The Last Ronin is a 2020 comic series — the first collaboration in years between TMNT co-creators Kevin Eastman and Peter Laird, drawing on story ideas they originally developed in the 1980s. The premise is bleak: all but one Turtle has been killed fighting the Foot Clan, and the sole survivor carries the entire TMNT arsenal — Leonardo's katanas, Raphael's sais, Donatello's bo staff, and Michelangelo's nunchucks. That setup maps naturally onto a God of War-style combat system where players swap weapons on the fly, much like Kratos switches between the Blades of Chaos and the Leviathan Axe. The franchise has already expanded well beyond the original five-issue run: The Last Ronin – The Lost Years serves as both prequel and sequel, The Last Ronin II – Re-Evolution was announced at Comic-Con 2023, and a third volume is in the works. A brief teaser trailer for the game shows candles being snuffed out against a backdrop of carnage, with a single black ninja mask left standing — suggesting the adaptation will stay close to the source material's tone.

The comic is often compared to Batman: The Dark Knight Returns — a darker, grimmer take on a beloved franchise set in a dystopian future. Unlike most TMNT games, which recycle the same Shredder-kidnaps-April formula, The Last Ronin is an emotionally driven revenge story about a lone survivor mourning his father and brothers. Crucially, it isn't just grimdark for its own sake — the Ronin's arc is ultimately about rediscovering hope, which gives the story real weight. April O'Neil and her daughter Casey Marie, a self-taught ninja, are both alive in this future timeline, and Casey could function as a secondary playable character — essentially the Atreus role from God of War.

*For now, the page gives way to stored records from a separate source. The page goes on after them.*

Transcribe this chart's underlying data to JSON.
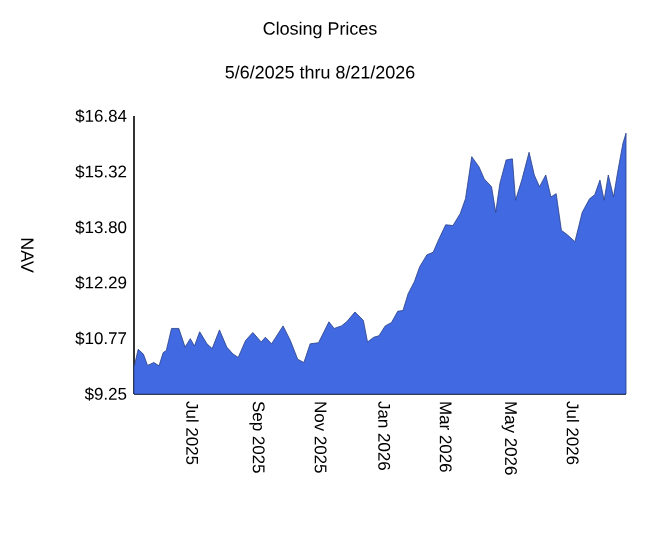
{
  "chart_data": {
    "type": "area",
    "title": "Closing Prices",
    "subtitle": "5/6/2025 thru 8/21/2026",
    "ylabel": "NAV",
    "xlim": [
      "2025-05-06",
      "2026-08-21"
    ],
    "ylim": [
      9.25,
      16.84
    ],
    "yticks": [
      {
        "value": 9.25,
        "label": "$9.25"
      },
      {
        "value": 10.77,
        "label": "$10.77"
      },
      {
        "value": 12.29,
        "label": "$12.29"
      },
      {
        "value": 13.8,
        "label": "$13.80"
      },
      {
        "value": 15.32,
        "label": "$15.32"
      },
      {
        "value": 16.84,
        "label": "$16.84"
      }
    ],
    "xticks": [
      {
        "value": "2025-07-01",
        "label": "Jul 2025"
      },
      {
        "value": "2025-09-01",
        "label": "Sep 2025"
      },
      {
        "value": "2025-11-01",
        "label": "Nov 2025"
      },
      {
        "value": "2026-01-01",
        "label": "Jan 2026"
      },
      {
        "value": "2026-03-01",
        "label": "Mar 2026"
      },
      {
        "value": "2026-05-01",
        "label": "May 2026"
      },
      {
        "value": "2026-07-01",
        "label": "Jul 2026"
      }
    ],
    "grid": false,
    "x": [
      "2025-05-06",
      "2025-05-10",
      "2025-05-15",
      "2025-05-19",
      "2025-05-25",
      "2025-05-30",
      "2025-06-03",
      "2025-06-06",
      "2025-06-11",
      "2025-06-18",
      "2025-06-24",
      "2025-06-29",
      "2025-07-03",
      "2025-07-08",
      "2025-07-15",
      "2025-07-20",
      "2025-07-27",
      "2025-08-03",
      "2025-08-09",
      "2025-08-14",
      "2025-08-21",
      "2025-08-28",
      "2025-09-05",
      "2025-09-09",
      "2025-09-15",
      "2025-09-26",
      "2025-10-03",
      "2025-10-10",
      "2025-10-16",
      "2025-10-22",
      "2025-10-30",
      "2025-11-09",
      "2025-11-14",
      "2025-11-21",
      "2025-11-26",
      "2025-12-04",
      "2025-12-12",
      "2025-12-16",
      "2025-12-22",
      "2025-12-27",
      "2026-01-02",
      "2026-01-08",
      "2026-01-14",
      "2026-01-19",
      "2026-01-24",
      "2026-01-30",
      "2026-02-04",
      "2026-02-11",
      "2026-02-17",
      "2026-02-22",
      "2026-03-01",
      "2026-03-08",
      "2026-03-15",
      "2026-03-20",
      "2026-03-26",
      "2026-04-02",
      "2026-04-07",
      "2026-04-14",
      "2026-04-18",
      "2026-04-22",
      "2026-04-28",
      "2026-05-04",
      "2026-05-07",
      "2026-05-13",
      "2026-05-20",
      "2026-05-25",
      "2026-05-30",
      "2026-06-05",
      "2026-06-10",
      "2026-06-15",
      "2026-06-20",
      "2026-06-26",
      "2026-07-03",
      "2026-07-10",
      "2026-07-17",
      "2026-07-22",
      "2026-07-27",
      "2026-07-31",
      "2026-08-04",
      "2026-08-09",
      "2026-08-13",
      "2026-08-18",
      "2026-08-21"
    ],
    "series": [
      {
        "color": "#4169e1",
        "values": [
          9.98,
          10.47,
          10.34,
          10.03,
          10.11,
          10.02,
          10.38,
          10.44,
          11.04,
          11.04,
          10.53,
          10.76,
          10.56,
          10.95,
          10.62,
          10.49,
          11.0,
          10.53,
          10.34,
          10.25,
          10.71,
          10.93,
          10.67,
          10.8,
          10.62,
          11.11,
          10.71,
          10.2,
          10.11,
          10.62,
          10.65,
          11.22,
          11.04,
          11.11,
          11.22,
          11.49,
          11.26,
          10.67,
          10.8,
          10.84,
          11.11,
          11.2,
          11.51,
          11.53,
          11.99,
          12.32,
          12.72,
          13.05,
          13.12,
          13.45,
          13.87,
          13.85,
          14.18,
          14.58,
          15.73,
          15.45,
          15.12,
          14.91,
          14.21,
          15.0,
          15.64,
          15.67,
          14.54,
          15.09,
          15.85,
          15.23,
          14.91,
          15.23,
          14.63,
          14.72,
          13.72,
          13.59,
          13.41,
          14.21,
          14.58,
          14.69,
          15.09,
          14.54,
          15.23,
          14.63,
          15.31,
          16.09,
          16.37
        ]
      }
    ]
  }
}
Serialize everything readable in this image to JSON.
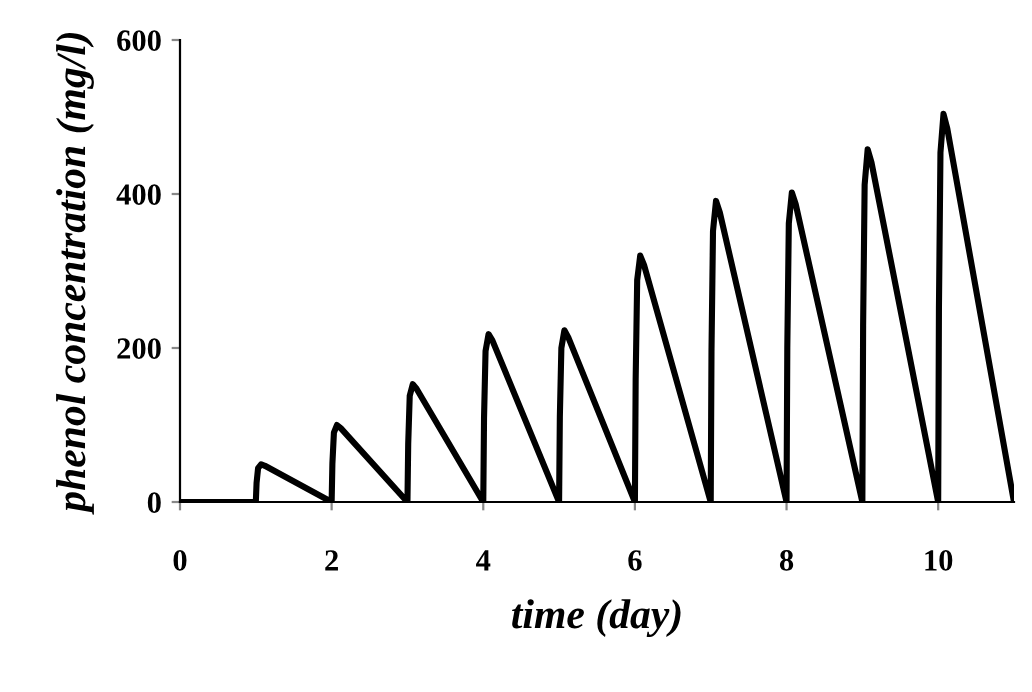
{
  "chart_data": {
    "type": "line",
    "xlabel": "time (day)",
    "ylabel": "phenol concentration (mg/l)",
    "xlim": [
      0,
      11
    ],
    "xticks": [
      0,
      2,
      4,
      6,
      8,
      10
    ],
    "ylim": [
      0,
      600
    ],
    "yticks": [
      0,
      200,
      400,
      600
    ],
    "grid": false,
    "legend": false,
    "marker": "none",
    "line_style": "solid",
    "series": [
      {
        "color": "#000000",
        "x": [
          0,
          1,
          1.01,
          1.03,
          1.07,
          1.12,
          2,
          2.01,
          2.03,
          2.07,
          2.12,
          3,
          3.01,
          3.03,
          3.07,
          3.12,
          4,
          4.01,
          4.03,
          4.07,
          4.12,
          5,
          5.01,
          5.03,
          5.07,
          5.12,
          6,
          6.01,
          6.03,
          6.07,
          6.12,
          7,
          7.01,
          7.03,
          7.07,
          7.12,
          8,
          8.01,
          8.03,
          8.07,
          8.12,
          9,
          9.01,
          9.03,
          9.07,
          9.12,
          10,
          10.01,
          10.03,
          10.07,
          10.12,
          11
        ],
        "values": [
          0,
          0,
          25,
          44,
          49,
          47,
          0,
          50,
          90,
          100,
          96,
          0,
          76,
          138,
          153,
          147,
          0,
          109,
          196,
          218,
          210,
          0,
          111,
          200,
          223,
          214,
          0,
          160,
          288,
          320,
          308,
          0,
          195,
          352,
          391,
          376,
          0,
          201,
          362,
          402,
          387,
          0,
          229,
          412,
          458,
          441,
          0,
          252,
          454,
          504,
          485,
          0
        ]
      }
    ]
  }
}
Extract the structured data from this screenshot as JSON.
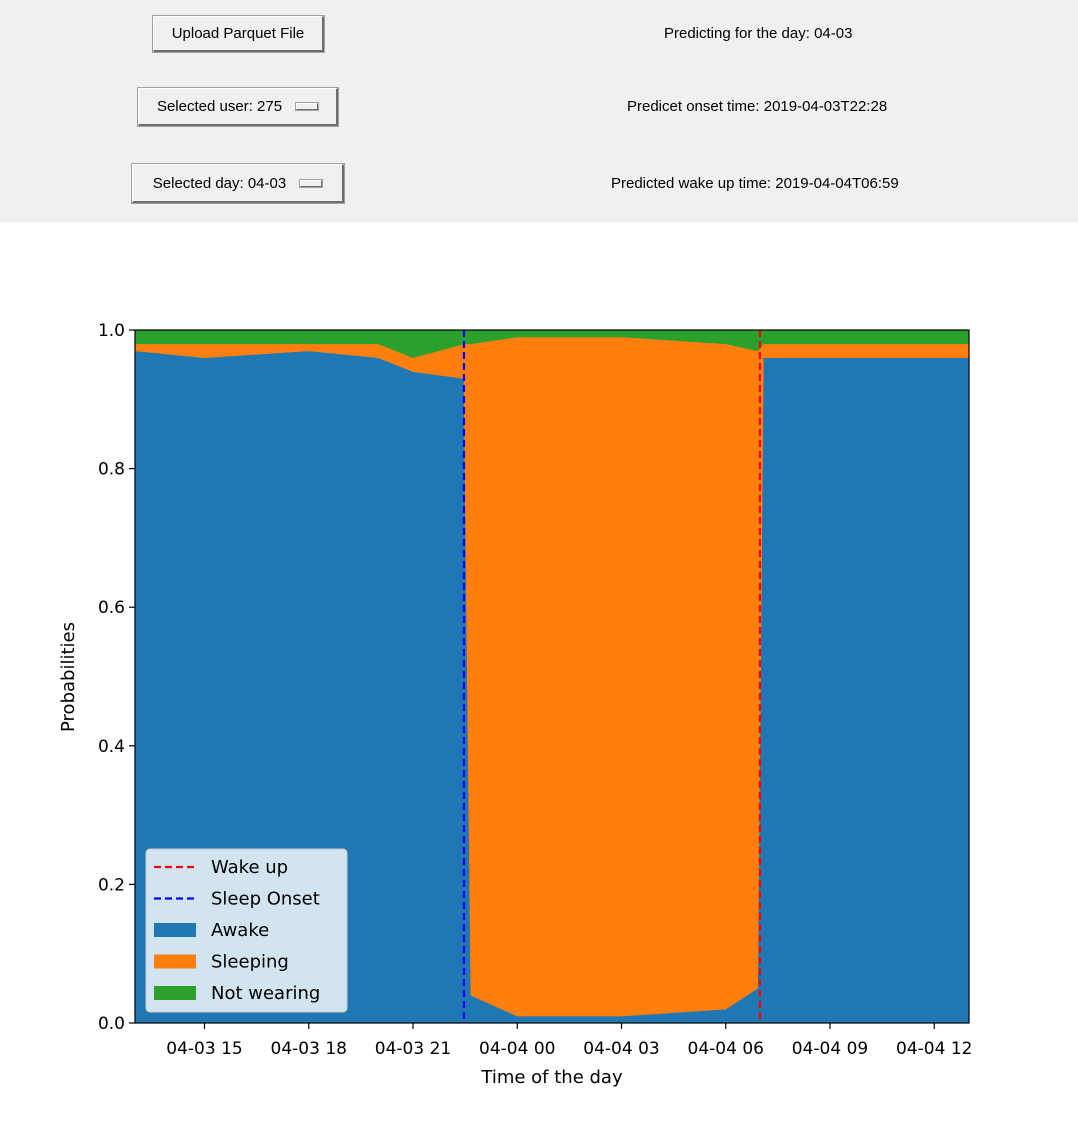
{
  "controls": {
    "upload_label": "Upload Parquet File",
    "user_select": "Selected user: 275",
    "day_select": "Selected day: 04-03"
  },
  "info": {
    "predicting_day": "Predicting for the day: 04-03",
    "onset_time": "Predicet onset time: 2019-04-03T22:28",
    "wake_time": "Predicted wake up time: 2019-04-04T06:59"
  },
  "colors": {
    "awake": "#1f77b4",
    "sleeping": "#ff7f0e",
    "not_wearing": "#2ca02c",
    "wake_line": "#ff0000",
    "onset_line": "#0000ff"
  },
  "chart_data": {
    "type": "area",
    "stacked": true,
    "xlabel": "Time of the day",
    "ylabel": "Probabilities",
    "x_range": [
      "2019-04-03T13:00",
      "2019-04-04T13:00"
    ],
    "ylim": [
      0,
      1
    ],
    "y_ticks": [
      0.0,
      0.2,
      0.4,
      0.6,
      0.8,
      1.0
    ],
    "y_tick_labels": [
      "0.0",
      "0.2",
      "0.4",
      "0.6",
      "0.8",
      "1.0"
    ],
    "x_ticks": [
      "2019-04-03T15:00",
      "2019-04-03T18:00",
      "2019-04-03T21:00",
      "2019-04-04T00:00",
      "2019-04-04T03:00",
      "2019-04-04T06:00",
      "2019-04-04T09:00",
      "2019-04-04T12:00"
    ],
    "x_tick_labels": [
      "04-03 15",
      "04-03 18",
      "04-03 21",
      "04-04 00",
      "04-04 03",
      "04-04 06",
      "04-04 09",
      "04-04 12"
    ],
    "legend_position": "lower-left",
    "legend": [
      "Wake up",
      "Sleep Onset",
      "Awake",
      "Sleeping",
      "Not wearing"
    ],
    "vlines": [
      {
        "name": "Sleep Onset",
        "x": "2019-04-03T22:28",
        "style": "dashed"
      },
      {
        "name": "Wake up",
        "x": "2019-04-04T06:59",
        "style": "dashed"
      }
    ],
    "x": [
      "2019-04-03T13:00",
      "2019-04-03T15:00",
      "2019-04-03T18:00",
      "2019-04-03T20:00",
      "2019-04-03T21:00",
      "2019-04-03T22:28",
      "2019-04-03T22:40",
      "2019-04-04T00:00",
      "2019-04-04T03:00",
      "2019-04-04T06:00",
      "2019-04-04T06:55",
      "2019-04-04T07:05",
      "2019-04-04T09:00",
      "2019-04-04T12:00",
      "2019-04-04T13:00"
    ],
    "series": [
      {
        "name": "Awake",
        "values": [
          0.97,
          0.96,
          0.97,
          0.96,
          0.94,
          0.93,
          0.04,
          0.01,
          0.01,
          0.02,
          0.05,
          0.96,
          0.96,
          0.96,
          0.96
        ]
      },
      {
        "name": "Sleeping",
        "values": [
          0.01,
          0.02,
          0.01,
          0.02,
          0.02,
          0.05,
          0.94,
          0.98,
          0.98,
          0.96,
          0.92,
          0.02,
          0.02,
          0.02,
          0.02
        ]
      },
      {
        "name": "Not wearing",
        "values": [
          0.02,
          0.02,
          0.02,
          0.02,
          0.04,
          0.02,
          0.02,
          0.01,
          0.01,
          0.02,
          0.03,
          0.02,
          0.02,
          0.02,
          0.02
        ]
      }
    ]
  }
}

If the game uses flashback sequences — potentially structured like Halo 3: ODST, which regularly shifted perspective to other squad members — players could briefly control each of the fallen Turtles before their deaths, introducing distinct fighting styles organically. The Lost Years material gives PlatinumGames plenty of backstory to mine beyond the original comic's climactic events. No gameplay details or release window have been announced yet, but the raw material is there for something genuinely special.